I don't know about YOU, but I find it vile and insulting to say the least. This is the modern Pop I guess. They can all drown in their degradation as far as I am concerned.
Do you think there any hope we can climb out of this muck, and get back on the road to some Pop music where people don't act disgusting, and they again play instruments?
Nrchy, my Parents like rock & roll. My mom is a big Elvis fan.
Jposs, I don't go to clubs and anyway Kids can't go to clubs. where are they supposed to go to become indoctrinated.
This is what Zaikesman is talking about.
Well if there is no acceptible solution, I guess your done. Just forget about it. What good does complaining do? You all are complaining about top 40 garbage, and, looking at 1965 Billboard, top 40 has always been a waste. Edgy, innovative artists don't make it to radio. Radio is done. Its been done for years now. Find new solutions, its really not that hard. I've never listened to radio and don't have problems finding new bands.
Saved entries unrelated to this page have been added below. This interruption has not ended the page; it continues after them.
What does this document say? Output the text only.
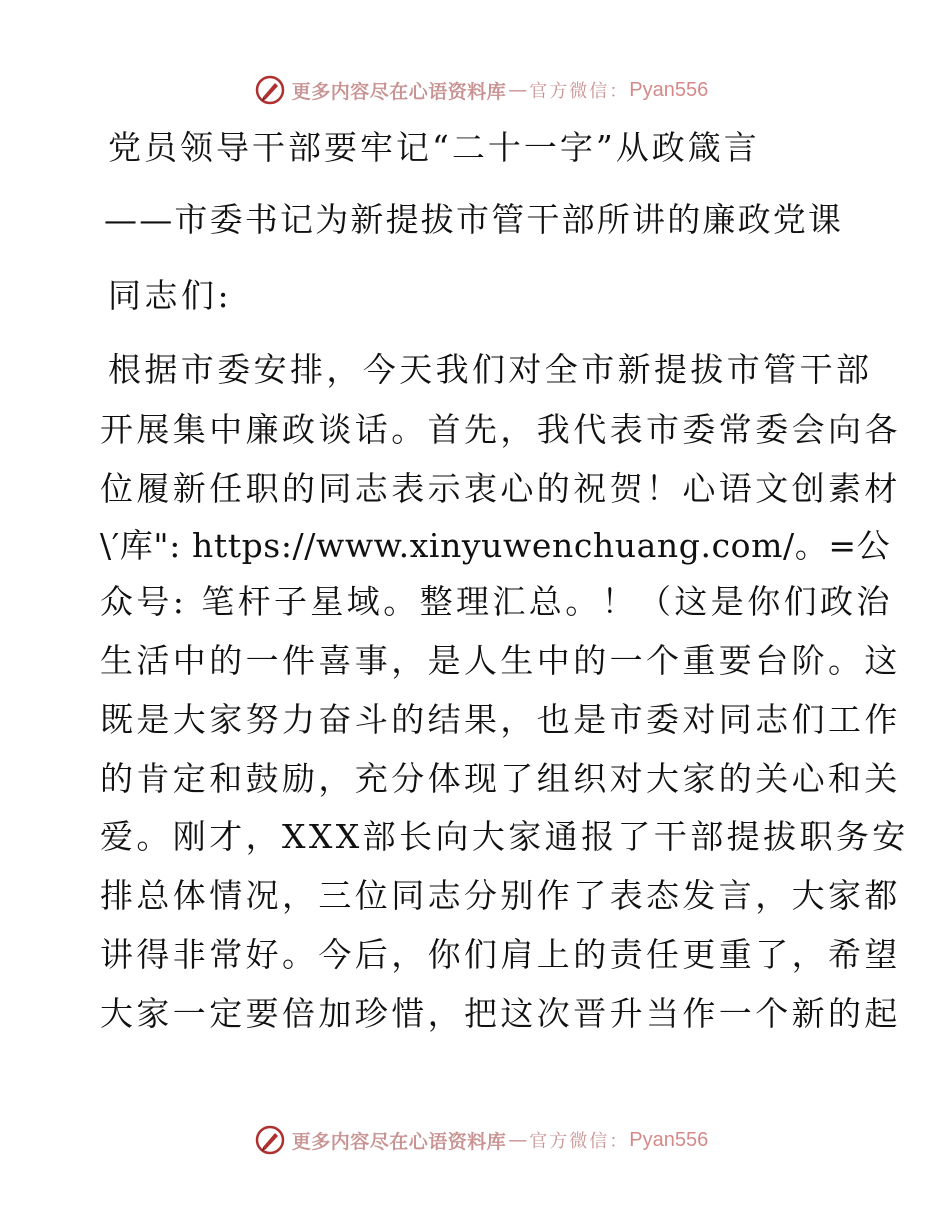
更多内容尽在心语资料库 — 官方微信： Pyan556
党员领导干部要牢记“二十一字”从政箴言
——市委书记为新提拔市管干部所讲的廉政党课
同志们:
根据市委安排，今天我们对全市新提拔市管干部
开展集中廉政谈话。首先，我代表市委常委会向各
位履新任职的同志表示衷心的祝贺！心语文创素材
\′库": https://www.xinyuwenchuang.com/。=公
众号: 笔杆子星域。整理汇总。！（这是你们政治
生活中的一件喜事，是人生中的一个重要台阶。这
既是大家努力奋斗的结果，也是市委对同志们工作
的肯定和鼓励，充分体现了组织对大家的关心和关
爱。刚才，XXX部长向大家通报了干部提拔职务安
排总体情况，三位同志分别作了表态发言，大家都
讲得非常好。今后，你们肩上的责任更重了，希望
大家一定要倍加珍惜，把这次晋升当作一个新的起
更多内容尽在心语资料库 — 官方微信： Pyan556
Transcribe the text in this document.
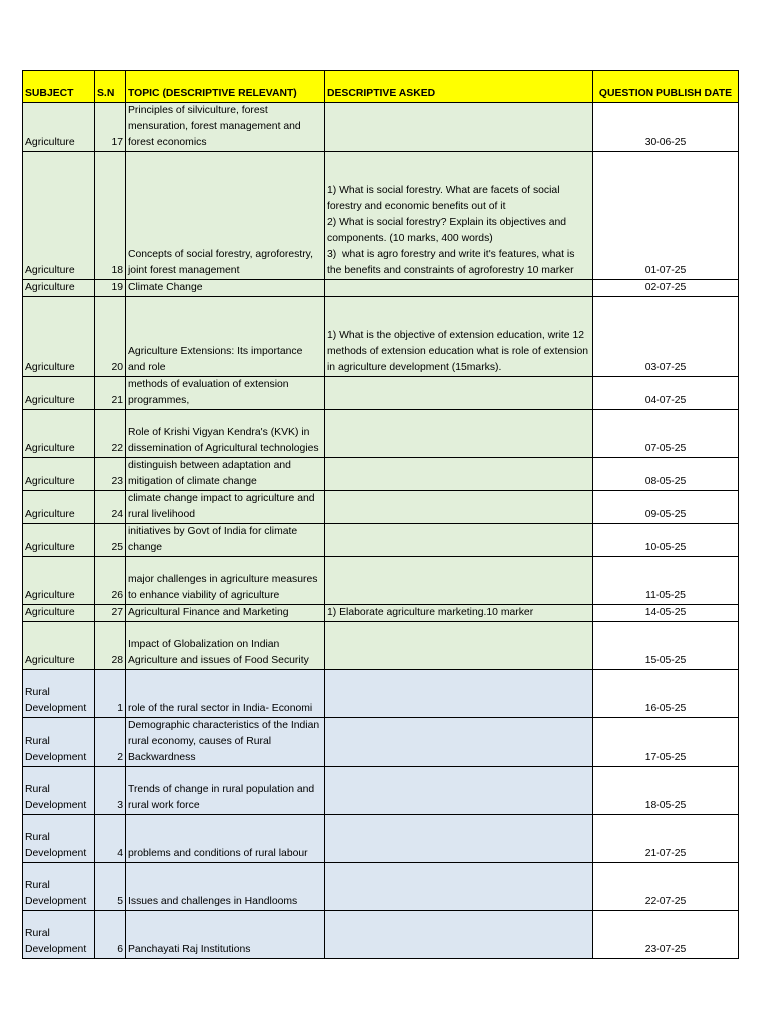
SUBJECT	S.N	TOPIC (DESCRIPTIVE RELEVANT)	DESCRIPTIVE ASKED	QUESTION PUBLISH DATE
Agriculture	17	Principles of silviculture, forest mensuration, forest management and forest economics		30-06-25
Agriculture	18	Concepts of social forestry, agroforestry, joint forest management	1) What is social forestry. What are facets of social forestry and economic benefits out of it
2) What is social forestry? Explain its objectives and components. (10 marks, 400 words)
3)  what is agro forestry and write it's features, what is the benefits and constraints of agroforestry 10 marker	01-07-25
Agriculture	19	Climate Change		02-07-25
Agriculture	20	Agriculture Extensions: Its importance and role	1) What is the objective of extension education, write 12 methods of extension education what is role of extension in agriculture development (15marks).	03-07-25
Agriculture	21	methods of evaluation of extension programmes,		04-07-25
Agriculture	22	Role of Krishi Vigyan Kendra's (KVK) in dissemination of Agricultural technologies		07-05-25
Agriculture	23	distinguish between adaptation and mitigation of climate change		08-05-25
Agriculture	24	climate change impact to agriculture and rural livelihood		09-05-25
Agriculture	25	initiatives by Govt of India for climate change		10-05-25
Agriculture	26	major challenges in agriculture measures to enhance viability of agriculture		11-05-25
Agriculture	27	Agricultural Finance and Marketing	1) Elaborate agriculture marketing.10 marker	14-05-25
Agriculture	28	Impact of Globalization on Indian Agriculture and issues of Food Security		15-05-25
Rural Development	1	role of the rural sector in India- Economi		16-05-25
Rural Development	2	Demographic characteristics of the Indian rural economy, causes of Rural Backwardness		17-05-25
Rural Development	3	Trends of change in rural population and rural work force		18-05-25
Rural Development	4	problems and conditions of rural labour		21-07-25
Rural Development	5	Issues and challenges in Handlooms		22-07-25
Rural Development	6	Panchayati Raj Institutions		23-07-25
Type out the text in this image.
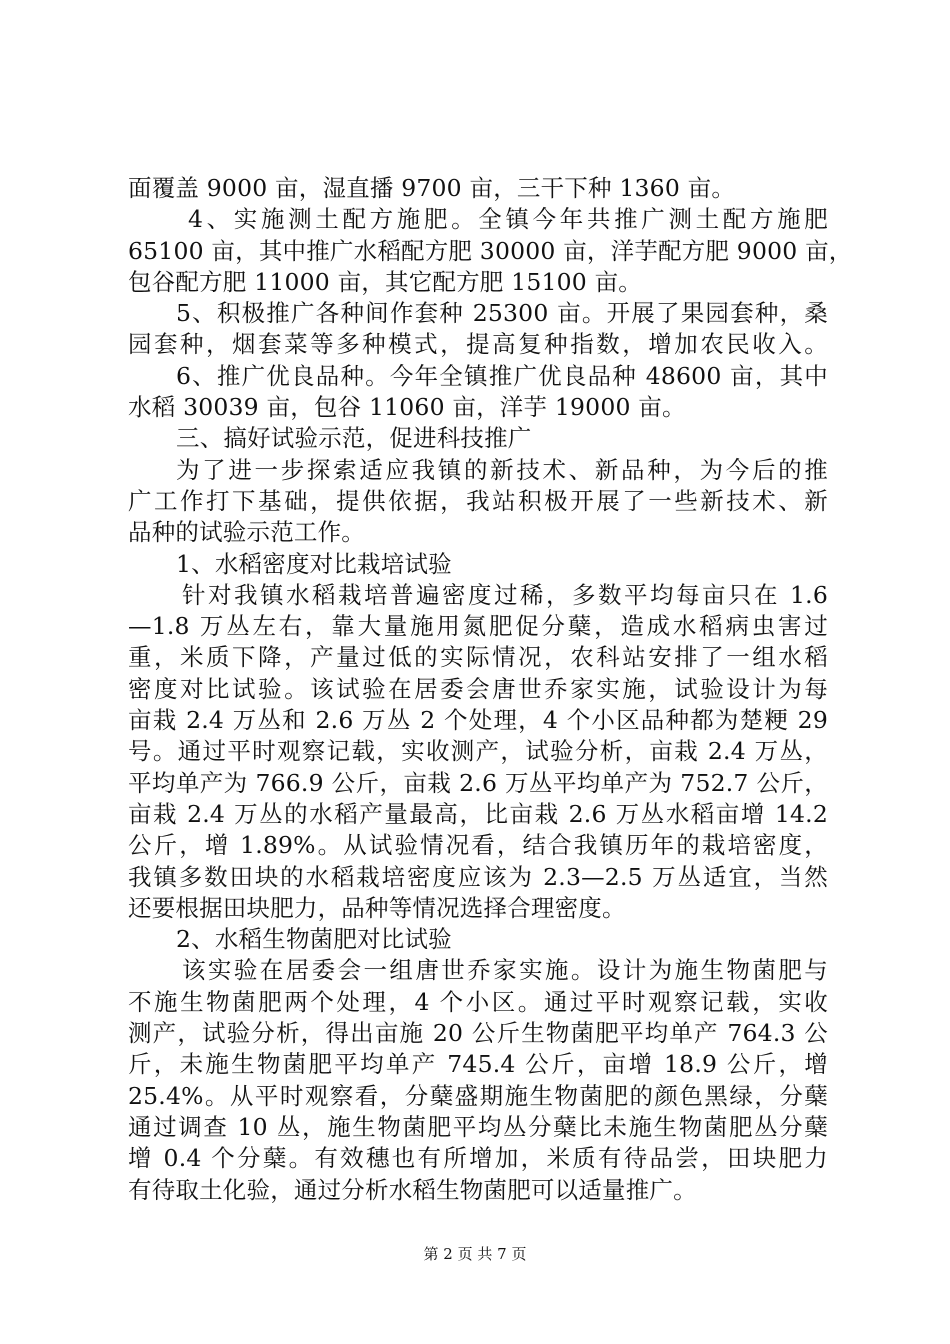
面覆盖 9000 亩，湿直播 9700 亩，三干下种 1360 亩。
4、实施测土配方施肥。全镇今年共推广测土配方施肥
65100 亩，其中推广水稻配方肥 30000 亩，洋芋配方肥 9000 亩，
包谷配方肥 11000 亩，其它配方肥 15100 亩。
5、积极推广各种间作套种 25300 亩。开展了果园套种，桑
园套种，烟套菜等多种模式，提高复种指数，增加农民收入。
6、推广优良品种。今年全镇推广优良品种 48600 亩，其中
水稻 30039 亩，包谷 11060 亩，洋芋 19000 亩。
三、搞好试验示范，促进科技推广
为了进一步探索适应我镇的新技术、新品种，为今后的推
广工作打下基础，提供依据，我站积极开展了一些新技术、新
品种的试验示范工作。
1、水稻密度对比栽培试验
针对我镇水稻栽培普遍密度过稀，多数平均每亩只在 1.6
—1.8 万丛左右，靠大量施用氮肥促分蘖，造成水稻病虫害过
重，米质下降，产量过低的实际情况，农科站安排了一组水稻
密度对比试验。该试验在居委会唐世乔家实施，试验设计为每
亩栽 2.4 万丛和 2.6 万丛 2 个处理，4 个小区品种都为楚粳 29
号。通过平时观察记载，实收测产，试验分析，亩栽 2.4 万丛，
平均单产为 766.9 公斤，亩栽 2.6 万丛平均单产为 752.7 公斤，
亩栽 2.4 万丛的水稻产量最高，比亩栽 2.6 万丛水稻亩增 14.2
公斤，增 1.89%。从试验情况看，结合我镇历年的栽培密度，
我镇多数田块的水稻栽培密度应该为 2.3—2.5 万丛适宜，当然
还要根据田块肥力，品种等情况选择合理密度。
2、水稻生物菌肥对比试验
该实验在居委会一组唐世乔家实施。设计为施生物菌肥与
不施生物菌肥两个处理，4 个小区。通过平时观察记载，实收
测产，试验分析，得出亩施 20 公斤生物菌肥平均单产 764.3 公
斤，未施生物菌肥平均单产 745.4 公斤，亩增 18.9 公斤，增
25.4%。从平时观察看，分蘖盛期施生物菌肥的颜色黑绿，分蘖
通过调查 10 丛，施生物菌肥平均丛分蘖比未施生物菌肥丛分蘖
增 0.4 个分蘖。有效穗也有所增加，米质有待品尝，田块肥力
有待取土化验，通过分析水稻生物菌肥可以适量推广。
第 2 页 共 7 页
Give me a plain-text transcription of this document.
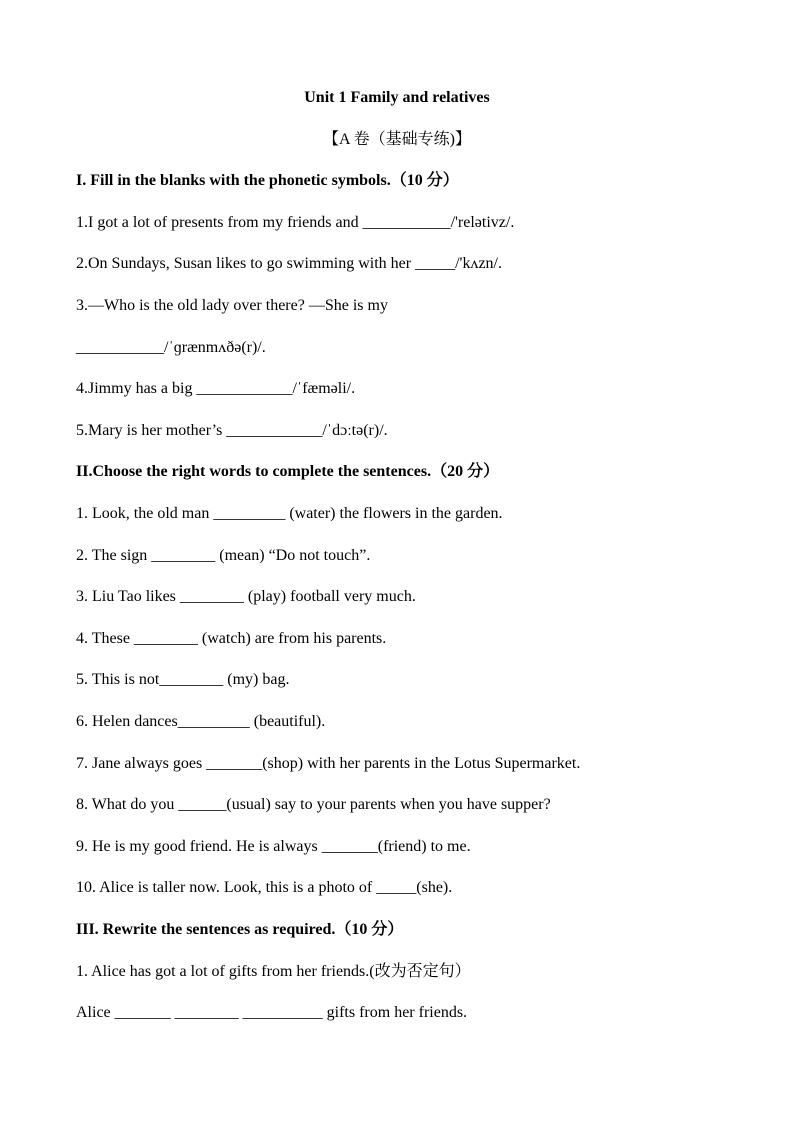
Unit 1 Family and relatives
【A 卷（基础专练)】
I. Fill in the blanks with the phonetic symbols.（10 分）
1.I got a lot of presents from my friends and ___________/'relətivz/.
2.On Sundays, Susan likes to go swimming with her _____/'kʌzn/.
3.—Who is the old lady over there? —She is my
___________/ˈɡrænmʌðə(r)/.
4.Jimmy has a big ____________/ˈfæməli/.
5.Mary is her mother’s ____________/ˈdɔːtə(r)/.
II.Choose the right words to complete the sentences.（20 分）
1. Look, the old man _________ (water) the flowers in the garden.
2. The sign ________ (mean) “Do not touch”.
3. Liu Tao likes ________ (play) football very much.
4. These ________ (watch) are from his parents.
5. This is not________ (my) bag.
6. Helen dances_________ (beautiful).
7. Jane always goes _______(shop) with her parents in the Lotus Supermarket.
8. What do you ______(usual) say to your parents when you have supper?
9. He is my good friend. He is always _______(friend) to me.
10. Alice is taller now. Look, this is a photo of _____(she).
III. Rewrite the sentences as required.（10 分）
1. Alice has got a lot of gifts from her friends.(改为否定句）
Alice _______ ________ __________ gifts from her friends.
Kids can go to clubs. Hell, I was going at 14, and there's all-ages shows. My guess is that you all have been in to popular music, but don't care for where has gone. And now, without the spoon-feeding delivery, you just can't find where the good, cool stuff is at. Well, I wouldn't worry too much about tomorrow's artists. Those people are with it enough to cut through the pop and join a more interesting scene.
Ohlala,I hope you are right about the future, you are right about top 40, never really my cup of tea, although some good bands did surface there a as well.

To start from the top all radio wasn't always like this.
Stereophile's r2d4 really doesn't do it for me either. That's why I find a lot of new tunes on ebay, Even though the LP's are most times over 30 years old.
"To start from the top all radio wasn't always like this."

Oh, sure. It would be great to cruise around listening to cool, local djs and good music. Cooler than the less personable XM and CDs. No one I know respects radio. What else can you do, but persue the alternatives? I saw some PC/Internet radio software for $20 on Amazon...I dunno...WGON? That would rule.
Ohlala, maybe Top 40 radio in the 60's was wasted on you, but it wasn't a waste. You take just about any Billboard Top 40 from the era you denegrate, and I guarantee you that around fully half those songs will be well-known and -loved classics to this very day, and will continue to be so on into the future. The same could never be said about today's charts. 1965 lies at the heart of the greatest vintages for influential singles in rock history. I'm not saying that everything deserving made the Top 40 in those times, just that an awful lot of what did was as good as it has ever gotten.

Ron, your reaction to the "degenerates gyrating their pelvises" which you find so "vile and insulting" echoes nothing so much as the criticism heaped on Elvis Presley in the 50's. Rock has always been about S-E-X at bottom...It's not that which is intolerable to us, it's the glaring lack of anything else in the way of creativity and expression to go along with it. Image isn't just everything now, it's the only thing.